How do you tackle resistance in your team, amongst your colleagues or in your board? What is the role of leadership and management in organizations when it comes to innovating? For those interested in our journey of innovation at REshape: I have included some of my memories and recollections in this theme as well, by including some of my Linkedin blogs (still stunned it has over 750.000 followers already) from earlier days to give some perspective. I have not only been using Gartner’s Hype Cycle to handle the predicted breakthrough moment of technology, but we used it internally as well, as I noticed that every innovation project was roughly going through the same phase of the Hype Cycle. I started to try to influence a specific portion of it, more as a guidance of how projects evolve. Speeding up the Hype Cycle, in my opinion, could increase the actual access to and use of innovation and adoption of the #patientsincluded™ model.
Theme 4. Digital Strategy
The digital evolution is impacting the way we work, the resources we use, and the nature of technology itself.

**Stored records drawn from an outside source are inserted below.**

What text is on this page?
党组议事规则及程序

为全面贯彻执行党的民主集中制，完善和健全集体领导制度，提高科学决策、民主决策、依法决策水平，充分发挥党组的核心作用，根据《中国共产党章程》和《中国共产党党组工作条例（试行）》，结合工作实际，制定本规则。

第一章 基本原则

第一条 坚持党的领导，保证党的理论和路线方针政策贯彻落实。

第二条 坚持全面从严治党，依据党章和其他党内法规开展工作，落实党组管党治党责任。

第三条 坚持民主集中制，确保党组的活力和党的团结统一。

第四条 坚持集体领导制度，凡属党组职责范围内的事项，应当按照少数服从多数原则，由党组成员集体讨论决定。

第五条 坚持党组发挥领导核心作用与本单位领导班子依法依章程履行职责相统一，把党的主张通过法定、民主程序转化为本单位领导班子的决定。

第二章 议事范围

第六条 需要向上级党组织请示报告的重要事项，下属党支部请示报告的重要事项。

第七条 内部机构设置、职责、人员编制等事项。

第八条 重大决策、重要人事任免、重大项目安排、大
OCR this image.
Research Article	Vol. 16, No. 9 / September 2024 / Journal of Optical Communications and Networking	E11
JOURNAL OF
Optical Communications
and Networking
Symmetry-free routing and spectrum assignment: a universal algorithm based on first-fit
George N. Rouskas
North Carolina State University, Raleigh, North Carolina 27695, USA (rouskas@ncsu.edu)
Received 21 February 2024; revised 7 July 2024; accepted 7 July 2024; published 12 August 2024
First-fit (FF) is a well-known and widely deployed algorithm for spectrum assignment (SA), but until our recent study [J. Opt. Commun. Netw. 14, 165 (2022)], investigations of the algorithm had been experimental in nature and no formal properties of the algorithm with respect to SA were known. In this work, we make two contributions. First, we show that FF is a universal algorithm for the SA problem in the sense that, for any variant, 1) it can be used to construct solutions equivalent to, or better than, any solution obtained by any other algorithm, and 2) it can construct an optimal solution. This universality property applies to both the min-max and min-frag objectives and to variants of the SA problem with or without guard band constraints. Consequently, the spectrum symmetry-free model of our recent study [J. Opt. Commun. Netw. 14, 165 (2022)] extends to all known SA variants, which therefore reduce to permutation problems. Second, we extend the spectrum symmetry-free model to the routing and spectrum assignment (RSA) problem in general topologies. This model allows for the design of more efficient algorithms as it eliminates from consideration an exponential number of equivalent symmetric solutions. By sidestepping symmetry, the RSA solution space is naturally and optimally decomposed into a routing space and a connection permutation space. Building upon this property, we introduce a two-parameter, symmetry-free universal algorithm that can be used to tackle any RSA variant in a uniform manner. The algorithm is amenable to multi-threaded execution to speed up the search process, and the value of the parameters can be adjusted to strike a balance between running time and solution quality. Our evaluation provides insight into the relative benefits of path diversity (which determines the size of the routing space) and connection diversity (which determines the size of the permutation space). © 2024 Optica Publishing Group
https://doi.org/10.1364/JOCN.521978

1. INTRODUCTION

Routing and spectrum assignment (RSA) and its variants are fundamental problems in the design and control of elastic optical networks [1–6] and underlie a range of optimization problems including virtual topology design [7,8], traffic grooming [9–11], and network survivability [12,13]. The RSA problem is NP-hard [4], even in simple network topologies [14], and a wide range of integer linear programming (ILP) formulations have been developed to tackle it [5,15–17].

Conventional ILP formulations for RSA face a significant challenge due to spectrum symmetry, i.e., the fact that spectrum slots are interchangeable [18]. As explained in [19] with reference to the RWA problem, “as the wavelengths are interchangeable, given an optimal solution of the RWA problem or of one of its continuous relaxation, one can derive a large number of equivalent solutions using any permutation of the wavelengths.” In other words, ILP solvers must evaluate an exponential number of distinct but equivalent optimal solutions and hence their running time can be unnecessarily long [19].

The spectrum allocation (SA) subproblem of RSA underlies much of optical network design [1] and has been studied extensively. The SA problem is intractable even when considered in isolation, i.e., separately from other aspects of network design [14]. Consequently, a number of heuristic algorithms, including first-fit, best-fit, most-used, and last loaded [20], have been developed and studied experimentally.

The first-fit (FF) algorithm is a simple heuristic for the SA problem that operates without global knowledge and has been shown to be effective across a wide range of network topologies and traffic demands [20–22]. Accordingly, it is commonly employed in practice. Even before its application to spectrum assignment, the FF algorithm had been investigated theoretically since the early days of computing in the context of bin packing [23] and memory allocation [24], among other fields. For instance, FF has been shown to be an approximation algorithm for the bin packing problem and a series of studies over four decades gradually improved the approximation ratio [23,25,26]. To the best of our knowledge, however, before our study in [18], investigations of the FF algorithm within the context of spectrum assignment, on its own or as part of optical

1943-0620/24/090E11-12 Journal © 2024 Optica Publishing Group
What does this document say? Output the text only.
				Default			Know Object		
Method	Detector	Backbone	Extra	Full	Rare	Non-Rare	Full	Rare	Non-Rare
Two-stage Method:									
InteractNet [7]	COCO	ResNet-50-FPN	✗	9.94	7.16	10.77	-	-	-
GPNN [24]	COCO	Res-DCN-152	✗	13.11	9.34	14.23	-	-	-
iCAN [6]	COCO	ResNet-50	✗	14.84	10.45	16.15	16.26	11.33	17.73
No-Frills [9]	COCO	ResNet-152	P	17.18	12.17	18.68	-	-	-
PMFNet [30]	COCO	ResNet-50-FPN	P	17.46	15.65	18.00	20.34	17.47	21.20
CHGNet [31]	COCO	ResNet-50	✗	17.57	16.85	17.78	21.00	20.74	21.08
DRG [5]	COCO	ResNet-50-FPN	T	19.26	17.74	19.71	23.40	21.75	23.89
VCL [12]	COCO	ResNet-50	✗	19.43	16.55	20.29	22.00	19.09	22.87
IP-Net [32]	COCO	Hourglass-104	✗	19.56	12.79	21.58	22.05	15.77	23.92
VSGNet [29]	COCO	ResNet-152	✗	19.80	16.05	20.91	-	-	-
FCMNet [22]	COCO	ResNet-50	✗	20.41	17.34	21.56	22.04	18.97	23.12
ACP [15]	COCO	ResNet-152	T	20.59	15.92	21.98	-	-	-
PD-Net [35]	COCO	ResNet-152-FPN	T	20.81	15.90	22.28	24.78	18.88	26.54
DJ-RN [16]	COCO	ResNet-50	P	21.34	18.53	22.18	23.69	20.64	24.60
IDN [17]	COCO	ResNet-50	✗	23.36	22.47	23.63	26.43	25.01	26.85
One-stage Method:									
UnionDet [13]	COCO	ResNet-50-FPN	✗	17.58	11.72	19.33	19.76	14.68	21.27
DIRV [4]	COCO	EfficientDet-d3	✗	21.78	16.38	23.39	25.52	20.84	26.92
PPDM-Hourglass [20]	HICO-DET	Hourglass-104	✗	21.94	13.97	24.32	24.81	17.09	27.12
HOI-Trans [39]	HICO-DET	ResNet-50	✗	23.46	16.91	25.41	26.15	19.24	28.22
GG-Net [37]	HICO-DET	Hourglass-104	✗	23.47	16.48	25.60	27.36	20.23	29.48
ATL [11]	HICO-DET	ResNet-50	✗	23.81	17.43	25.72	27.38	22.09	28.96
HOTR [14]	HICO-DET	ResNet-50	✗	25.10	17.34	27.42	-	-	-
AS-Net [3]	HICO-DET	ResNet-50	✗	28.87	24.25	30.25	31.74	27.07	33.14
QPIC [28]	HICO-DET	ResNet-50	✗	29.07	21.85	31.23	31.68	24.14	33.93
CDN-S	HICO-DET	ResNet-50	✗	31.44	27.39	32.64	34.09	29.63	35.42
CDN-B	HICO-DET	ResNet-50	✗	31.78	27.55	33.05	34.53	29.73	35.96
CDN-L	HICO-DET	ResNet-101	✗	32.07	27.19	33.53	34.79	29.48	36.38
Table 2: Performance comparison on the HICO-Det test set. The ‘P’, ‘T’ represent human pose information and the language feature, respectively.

If organizations hope to respond swiftly to change, reap the business benefits of new digital innovation, and attract top-tier talent in the future, their operating model must evolve accordingly into a digital TOM (Technological Operating Model). For a lot of organizations, however, the digital strategy that they have identified does not fit their current (traditional) OM: it’s like trying to fit a UK plug into a US Power socket or to fit a square peg into a round hole as they say. I have joined forces with Deloitte, to translate into health(care) the nine significant shifts they’ve identified that will influence the model of the future and that need to be discussed in conjunction with each other since they are highly interdependent. This theme is the strategic core of this book. It is not a handbook, nor a blueprint or a generic approach. Consider this ‘Digital strategy’ merely as the start of a framework for the different steps one could set to see whether or not they’re ready for the things that lie ahead and to offer some assistance.
Theme 5. This revolution will not stop
A book on healthcare innovation would not be complete without a brief look into the future. I am grateful for an international team of guest contributors to share their vision of healthcare in 2030, whether it is the future of pharmaceutical care (Claudia Rijcken), the digital skillset that is needed in an exponential age (Daniel Kraft), how an average day of a general practitioner looks like (Bart Timmers) or how Maarten Steinbuch sees the future. These vignettes will transpose readers to the future of healthcare. In this final theme, I share my own vision on the future of healthcare as well. We will be entering an era of Augmented Health(care)™, a layer of smart technology and data that comes around us and that helps us make better decisions. With us, I mean everyone who is involved in the healthcare: care providers, patients, family, government, industry and informal caregivers. Whether that layer is projected via glasses or in another way such as on your phone, refrigerator or smartwatch, is not that important. What matters most is that in the future, everyone will have exactly the information they need to be able to do their profession or work well, follow a therapy well, or receive the right information at the right time. With Augmented Health(care)™ healthcare professionals and patients are given digital tools to process and analyze the ever-expanding oceans of data in a meaningful way.